Cultivated isn’t the only hospitality program that uses a green roof. Savor Chicago, McCormick Place’s hospitality and catering program that launched in 2011, partnered with the Chicago Botanic Garden to create the Midwest’s largest farm-to-table rooftop garden. The half-acre garden yields around 8,000 pounds of produce seasonally, for convention center catering and restaurant operations including the 23rd Street Cafe & Market. Additionally, the McCormick Place garden also is home to 20,000 honey bees that produce 50 pounds of honey annually, and 2,000 Red Wiggler worms that create 200 pounds of vermicompost annually.

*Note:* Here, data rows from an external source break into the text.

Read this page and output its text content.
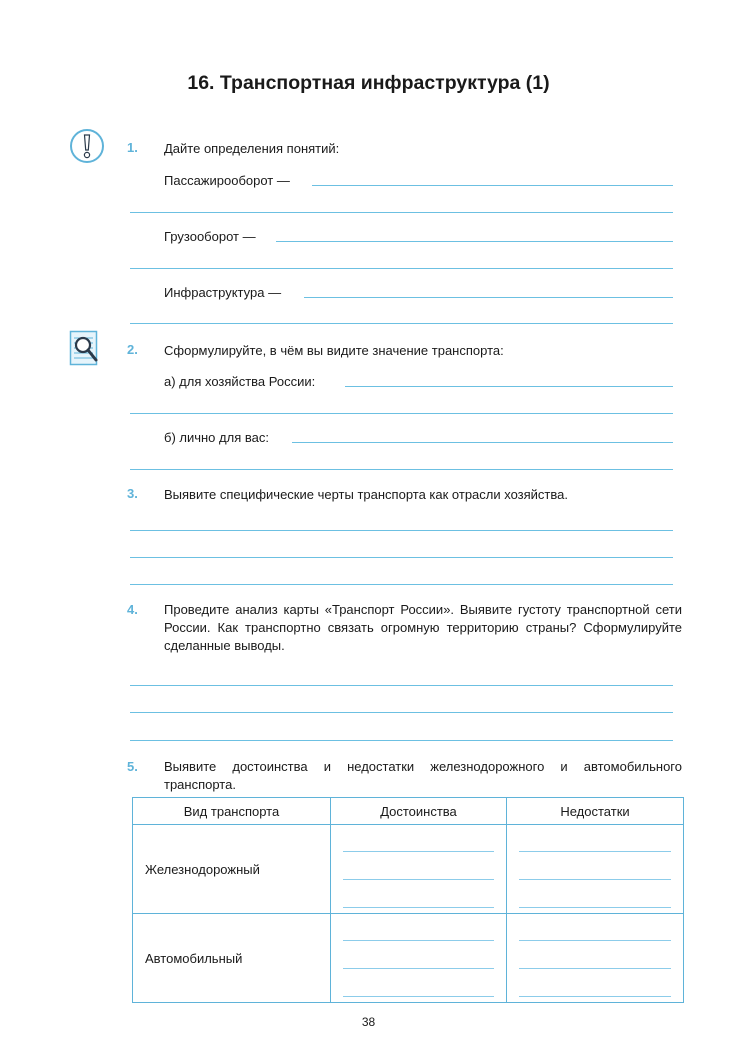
16. Транспортная инфраструктура (1)
1.	Дайте определения понятий:
Пассажирооборот —
Грузооборот —
Инфраструктура —
2.	Сформулируйте, в чём вы видите значение транспорта:
а) для хозяйства России:
б) лично для вас:
3.	Выявите специфические черты транспорта как отрасли хозяйства.
4.	Проведите анализ карты «Транспорт России». Выявите густоту транспортной сети России. Как транспортно связать огромную территорию страны? Сформулируйте сделанные выводы.
5.	Выявите достоинства и недостатки железнодорожного и автомобильного транспорта.
Вид транспорта	Достоинства	Недостатки
Железнодорожный	

Автомобильный	

38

Savor Chicago also aims to keep food and beverage programs as local as possible. Local brewer BrickStone Brewery created the McCormick Place Everyday Ale, an ale partly brewed with Cascade Hops grown on the rooftop. The ale launched at the Chicago Auto Show and is now available throughout the greater Chicago area and northern Illinois. Additionally, 33 percent of all food purchased at McCormick Place is local, organic, or environmentally preferred, including 80 percent of seafood purchased being sustainable.
Waste reduction initiatives at McCormick Place include the Green Angels post-consumer recycling and composting program, a back-of-house waste segregation program, recycling all food grease to bio-diesel, and a cork re-harvesting program. In 2017, Savor donated 1,000 pounds of food left over from events to local charities including the Pacific Garden Mission; and more than three tons of food has been repurposed since the program launched in 2011. Since its inception, Savor has received awards including a Green Meeting Industry Council Certification, Illinois Governor’s Award for Sustainability, and the Food Recovery Challenge Award from the Environmental Protection Agency in 2018.
The San Diego Convention Center, which is celebrating its 30th anniversary this year, also is a leader in reducing food waste. The venue composted 125 tons of non-edible food in its 2018 fiscal year. The venue also composts all food scraps and doesn’t have garbage disposals in its kitchens.
Also in 2018, the convention center donated 72 tons of edible food to the San Diego Rescue Mission, which is enough to plate 115,000 meals. The San Diego Rescue Mission also shares food donations with 90 other local nonprofits. Centerplate is the convention center’s caterer.
Cultivated also is forming partnerships with local nonprofits, like one with New York Common Pantry, to cut down on food waste and support the organization's goals of reducing hunger and food insecurity.
"Sustainability really underscores everything we do," said Russell. "We’re bringing the 'waste not, want not” philosophy to another level."